Vegetable Ragout
Serve warm or at room temperature.

Servings: 6

• 3 garlic cloves, minced
• 3 tablespoons olive oil
• 12 scallions (white and green parts), cut crosswise into 1 1/2-inch-long pieces
• 1/2 pound baby zucchini (about 22), halved lengthwise
• 1/2 pound baby yellow pattypan squash (about 22), halved lengthwise
• 1 1/2 cups fresh corn (cut from about 3 ears)
• 1 cup chicken broth
• 3 cups vine-ripened small cherry tomatoes, halved
• 2 teaspoons chopped fresh tarragon leaves *

In a 12-inch heavy skillet sauté garlic in oil over moderately high heat, stirring just until fragrant. Add scallions, zucchini, pattypan squash, corn, and salt and pepper to taste and sauté, stirring occasionally, until zucchini and squash are golden in spots, about 4 minutes.

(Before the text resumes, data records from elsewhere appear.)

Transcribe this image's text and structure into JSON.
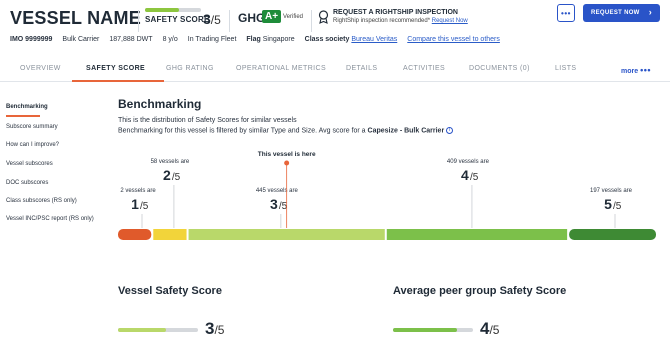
{
  "header": {
    "vessel_name": "VESSEL NAME",
    "safety_label": "SAFETY SCORE",
    "safety_score": "3",
    "safety_den": "/5",
    "safety_fraction": 0.6,
    "ghg_label": "GHG",
    "ghg_rating": "A+",
    "ghg_verified": "Verified",
    "inspection_title": "REQUEST A RIGHTSHIP INSPECTION",
    "inspection_text": "RightShip inspection recommended*",
    "inspection_link": "Request Now",
    "more_label": "•••",
    "request_label": "REQUEST NOW",
    "request_chevron": "›"
  },
  "info": {
    "imo": "IMO 9999999",
    "type": "Bulk Carrier",
    "dwt": "187,888 DWT",
    "age": "8 y/o",
    "status": "In Trading Fleet",
    "flag_label": "Flag",
    "flag_value": "Singapore",
    "class_label": "Class society",
    "class_value": "Bureau Veritas",
    "compare_link": "Compare this vessel to others"
  },
  "tabs": [
    {
      "label": "OVERVIEW"
    },
    {
      "label": "SAFETY SCORE"
    },
    {
      "label": "GHG RATING"
    },
    {
      "label": "OPERATIONAL METRICS"
    },
    {
      "label": "DETAILS"
    },
    {
      "label": "ACTIVITIES"
    },
    {
      "label": "DOCUMENTS (0)"
    },
    {
      "label": "LISTS"
    }
  ],
  "tab_more": "more",
  "tab_more_dots": "•••",
  "sidebar": [
    {
      "label": "Benchmarking"
    },
    {
      "label": "Subscore summary"
    },
    {
      "label": "How can I improve?"
    },
    {
      "label": "Vessel subscores"
    },
    {
      "label": "DOC subscores"
    },
    {
      "label": "Class subscores (RS only)"
    },
    {
      "label": "Vessel INC/PSC report (RS only)"
    }
  ],
  "benchmark": {
    "title": "Benchmarking",
    "desc1": "This is the distribution of Safety Scores for similar vessels",
    "desc2_prefix": "Benchmarking for this vessel is filtered by similar Type and Size. Avg score for a",
    "desc2_bold": "Capesize - Bulk Carrier",
    "info_icon": "i"
  },
  "chart_data": {
    "type": "bar",
    "categories": [
      "1",
      "2",
      "3",
      "4",
      "5"
    ],
    "values": [
      2,
      58,
      445,
      409,
      197
    ],
    "score_text": [
      "1",
      "2",
      "3",
      "4",
      "5"
    ],
    "count_labels": [
      "2 vessels are",
      "58 vessels are",
      "445 vessels are",
      "409 vessels are",
      "197 vessels are"
    ],
    "denominator": "/5",
    "this_vessel_label": "This vessel is here",
    "this_vessel_score": 3,
    "colors": [
      "#e05a2b",
      "#f2d43a",
      "#b9d86a",
      "#7cc04a",
      "#3e8a34"
    ]
  },
  "cards": {
    "vessel": {
      "title": "Vessel Safety Score",
      "score": "3",
      "den": "/5",
      "fraction": 0.6,
      "color": "#b9d86a"
    },
    "peer": {
      "title": "Average peer group Safety Score",
      "score": "4",
      "den": "/5",
      "fraction": 0.8,
      "color": "#7cc04a"
    }
  }
}
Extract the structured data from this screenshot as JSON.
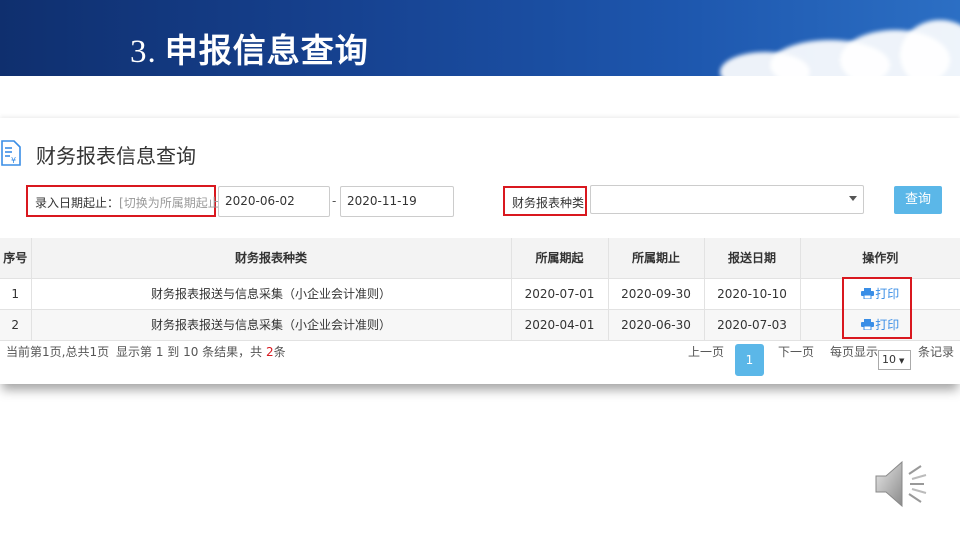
{
  "slide": {
    "number": "3.",
    "title": "申报信息查询"
  },
  "panel": {
    "title": "财务报表信息查询"
  },
  "filters": {
    "date_label": "录入日期起止：",
    "date_switch": "[切换为所属期起止]",
    "date_from": "2020-06-02",
    "date_separator": "-",
    "date_to": "2020-11-19",
    "type_label": "财务报表种类",
    "type_value": "",
    "query_button": "查询"
  },
  "table": {
    "headers": [
      "序号",
      "财务报表种类",
      "所属期起",
      "所属期止",
      "报送日期",
      "操作列"
    ],
    "rows": [
      {
        "no": "1",
        "type": "财务报表报送与信息采集（小企业会计准则）",
        "start": "2020-07-01",
        "end": "2020-09-30",
        "date": "2020-10-10",
        "action": "打印"
      },
      {
        "no": "2",
        "type": "财务报表报送与信息采集（小企业会计准则）",
        "start": "2020-04-01",
        "end": "2020-06-30",
        "date": "2020-07-03",
        "action": "打印"
      }
    ]
  },
  "pagination": {
    "page_info": "当前第1页,总共1页",
    "result_prefix": "显示第 1 到 10 条结果，共 ",
    "total": "2",
    "result_suffix": "条",
    "prev": "上一页",
    "current": "1",
    "next": "下一页",
    "per_page_label": "每页显示",
    "per_page": "10",
    "per_page_suffix": "条记录"
  },
  "colors": {
    "highlight": "#d9181f",
    "accent": "#5bb7e8",
    "link": "#3a8ee6",
    "banner": "#16418f"
  },
  "icons": [
    "document-yen-icon",
    "printer-icon",
    "speaker-icon",
    "dropdown-caret-icon"
  ]
}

Add broth and simmer ragout, covered, 3 minutes, or until squash is just tender. Add tomatoes and tarragon and simmer, covered, 1 minute, or until tomatoes are softened.

Season ragout with salt and pepper and serve warm or at room temperature.

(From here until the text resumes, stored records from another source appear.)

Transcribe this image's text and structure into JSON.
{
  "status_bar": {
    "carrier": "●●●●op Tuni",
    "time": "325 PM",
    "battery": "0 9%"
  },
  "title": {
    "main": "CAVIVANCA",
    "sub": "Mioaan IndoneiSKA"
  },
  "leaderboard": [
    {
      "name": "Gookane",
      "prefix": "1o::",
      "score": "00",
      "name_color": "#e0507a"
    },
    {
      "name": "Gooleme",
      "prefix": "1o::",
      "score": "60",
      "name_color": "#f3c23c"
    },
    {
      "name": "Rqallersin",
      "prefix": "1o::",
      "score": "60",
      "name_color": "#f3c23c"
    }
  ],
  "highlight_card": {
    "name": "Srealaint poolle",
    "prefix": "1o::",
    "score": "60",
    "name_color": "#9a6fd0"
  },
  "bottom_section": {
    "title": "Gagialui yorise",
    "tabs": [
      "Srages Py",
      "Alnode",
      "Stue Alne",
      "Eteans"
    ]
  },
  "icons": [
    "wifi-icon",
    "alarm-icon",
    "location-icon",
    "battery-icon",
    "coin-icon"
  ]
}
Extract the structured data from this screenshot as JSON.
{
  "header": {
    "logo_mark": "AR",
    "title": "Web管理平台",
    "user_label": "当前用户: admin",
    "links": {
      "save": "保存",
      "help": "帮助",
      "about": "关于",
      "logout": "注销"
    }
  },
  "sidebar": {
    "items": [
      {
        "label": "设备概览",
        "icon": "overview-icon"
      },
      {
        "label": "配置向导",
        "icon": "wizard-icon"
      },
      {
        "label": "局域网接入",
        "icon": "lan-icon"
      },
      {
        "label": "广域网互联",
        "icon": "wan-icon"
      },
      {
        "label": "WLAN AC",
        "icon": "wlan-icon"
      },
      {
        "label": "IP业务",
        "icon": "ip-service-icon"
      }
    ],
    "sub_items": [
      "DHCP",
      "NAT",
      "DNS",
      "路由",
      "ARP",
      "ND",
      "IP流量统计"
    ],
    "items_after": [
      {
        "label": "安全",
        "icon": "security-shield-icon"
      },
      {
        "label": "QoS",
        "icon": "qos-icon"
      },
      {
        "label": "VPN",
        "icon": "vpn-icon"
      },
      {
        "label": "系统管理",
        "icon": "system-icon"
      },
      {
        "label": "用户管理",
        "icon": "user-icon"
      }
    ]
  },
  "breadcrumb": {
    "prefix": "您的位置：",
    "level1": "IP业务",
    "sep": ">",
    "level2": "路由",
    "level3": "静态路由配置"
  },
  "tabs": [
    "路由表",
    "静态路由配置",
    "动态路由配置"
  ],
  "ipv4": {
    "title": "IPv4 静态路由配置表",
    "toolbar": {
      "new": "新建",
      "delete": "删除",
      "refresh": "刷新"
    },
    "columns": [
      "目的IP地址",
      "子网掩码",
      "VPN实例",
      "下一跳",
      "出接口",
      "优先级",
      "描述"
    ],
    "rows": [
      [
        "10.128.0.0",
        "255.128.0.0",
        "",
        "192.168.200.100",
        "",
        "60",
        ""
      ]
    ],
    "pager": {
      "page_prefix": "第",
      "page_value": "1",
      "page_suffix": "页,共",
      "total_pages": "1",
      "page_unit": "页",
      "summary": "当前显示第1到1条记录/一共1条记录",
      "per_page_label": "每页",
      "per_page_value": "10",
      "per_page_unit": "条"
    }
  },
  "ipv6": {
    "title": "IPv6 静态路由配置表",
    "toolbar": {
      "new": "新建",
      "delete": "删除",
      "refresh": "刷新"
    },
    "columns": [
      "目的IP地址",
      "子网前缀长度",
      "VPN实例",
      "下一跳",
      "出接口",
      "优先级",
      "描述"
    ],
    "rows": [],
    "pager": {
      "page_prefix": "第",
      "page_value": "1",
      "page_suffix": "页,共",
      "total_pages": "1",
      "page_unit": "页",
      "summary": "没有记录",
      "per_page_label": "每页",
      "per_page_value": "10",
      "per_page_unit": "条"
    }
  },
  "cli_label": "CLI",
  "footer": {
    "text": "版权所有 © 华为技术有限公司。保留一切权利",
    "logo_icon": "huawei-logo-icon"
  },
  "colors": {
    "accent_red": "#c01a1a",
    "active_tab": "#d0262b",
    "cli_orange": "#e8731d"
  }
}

COOKS NOTE: If you are not fond of tarragon, just replace it with basil.

Per Serving: 124 Calories; 6g Fat (36.2% calories from fat); 1g Saturated Fat; 5g Protein; 17g Carbohydrate; 4g Dietary Fiber; 0mg Cholesterol; 142mg Sodium. Exchanges: 1/2 Grain(Starch); 0 Lean Meat; 1 1/2 Vegetable; 1 Fat.